Dad had bought the 1970 edition for the family while we’d been living in East Point, and Mom stressed that it could be an invaluable homework tool, if I gave it a chance – which I did. The previous year, they had kept me up way past my bedtime to watch Neil Armstrong take his one small step, and that moment had captivated me. So when we arrived on Water Street in December of 1970, I pulled Volume S out of the World Book, sat down in the living room with it, and read the article “Space” for the first of dozens of times. Within a few months, I had the entire history of the space program memorized, from Explorer 1 through Apollo 12.
Next came the Lunar Lander model. And the Saturn V model. And the plastic-sheet 45 rpm record from an issue of National Geographic that gave a five-minute summary of Apollo program highlights.
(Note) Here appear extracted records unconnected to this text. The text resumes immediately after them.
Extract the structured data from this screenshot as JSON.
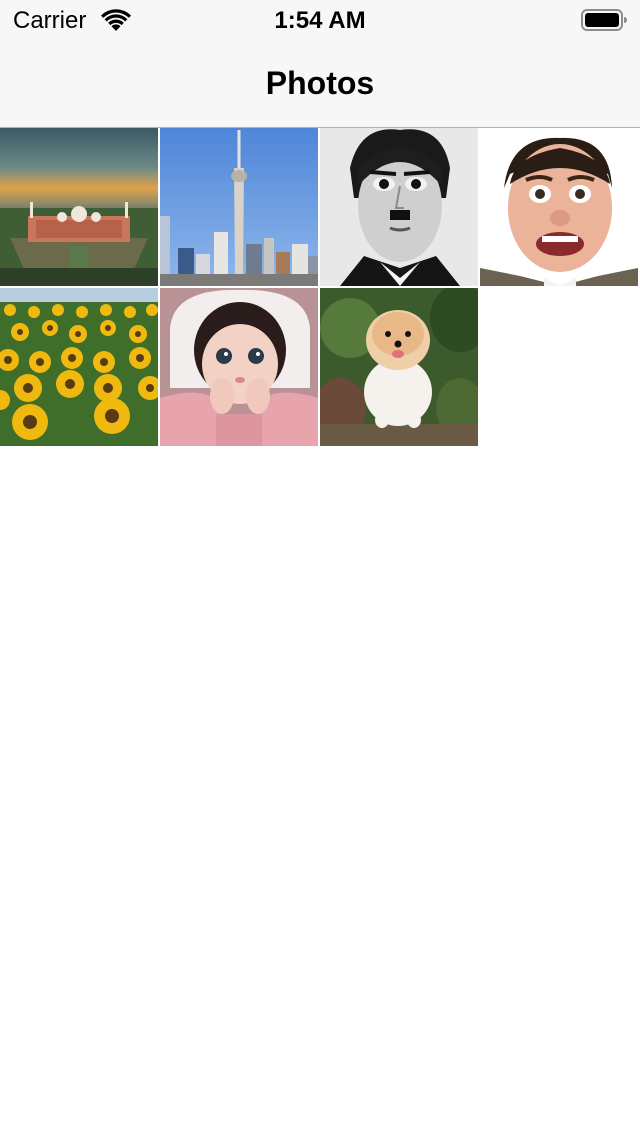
{
  "status_bar": {
    "carrier": "Carrier",
    "time": "1:54 AM",
    "wifi_icon": "wifi-icon",
    "battery_icon": "battery-icon"
  },
  "nav_bar": {
    "title": "Photos"
  },
  "photos": [
    {
      "subject": "mosque-aerial"
    },
    {
      "subject": "tower-skyline"
    },
    {
      "subject": "mustache-portrait"
    },
    {
      "subject": "surprised-man-portrait"
    },
    {
      "subject": "sunflower-field"
    },
    {
      "subject": "child-in-pink"
    },
    {
      "subject": "pomeranian-dog"
    }
  ]
}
And the National Geographic Moon Poster, made famous in Lou Grant’s office on The Mary Tyler Moore Show, went up on my bedroom wall.
Then came chemistry. My parents got me a chemistry set, augmented by a high school chemistry textbook from my Grandpa John. I started testing foods to learn the levels of this or that they contained. I got a book on rocketry and started designing my own.
Then came science fairs, two of which I placed 2nd in, county-wide; then came a book about how computers worked, and a radio I built from scratch. Then came homemade gunpowder to be used in my rockets, with which I easily could have blown off one or both hands (my parents never knew about that).
And from the New Wave science fiction I’d discovered at the town library – Samuel R. Delaney and Ursula Le Guin and Harlan Ellison and Roger Zelazny and Robert Silverberg and Joanna Russ (Philip K. Dick and Thomas Disch would come later) - I had begun gradually forming a new worldview, that the science and technology that hovered vaguely at the edges of my very parochial existence were in fact at the very center of the real world, propelling it in directions that would have society-altering consequences.20
[At the time, I was unaware that Kirk was paralleling me in this. I would learn many years later that he had discovered these far-sighted authors at least as early as I had. Had I known, I’d have had someone to talk to about all the ideas that poured out of those books; but at the time, my only thoughts where he was concerned was jealousy over the fact that his dad worked for NASA...]
Science would, in the long run, change human beings, and change them far more than religion could.
This dawning awareness remained shapeless for many years, but I voraciously prepared for it, all the same. I soaked up math and physics and took a computer course my first semester at the University of Kentucky, eventually majoring in it.
This was a severe heresy, but one easy to overlook so long as I did not say the E word; the notion that one can be religious and a believer in science was beginning to represent a convenient compromise in Evangelicalism, as technology was beginning to creep into the economy with the advent of affordable computers.
I didn’t then, and don’t now believe that one can be religious and a believer in science, and I’ve written extensively about why that is so; I’ll not repeat it here.
But neither will I cop to any cognitive dissonance on this point; as I said up top, my continued dalliance with the church wasn’t a tug of war in my head; science, not religion, was worthy of my fealty - my mind was made up. My continuation in the church was a social concession. I knew no other way to live.
But as with music, the taboo side of science slipped right into me along with all the rest of it – and ended up defining me.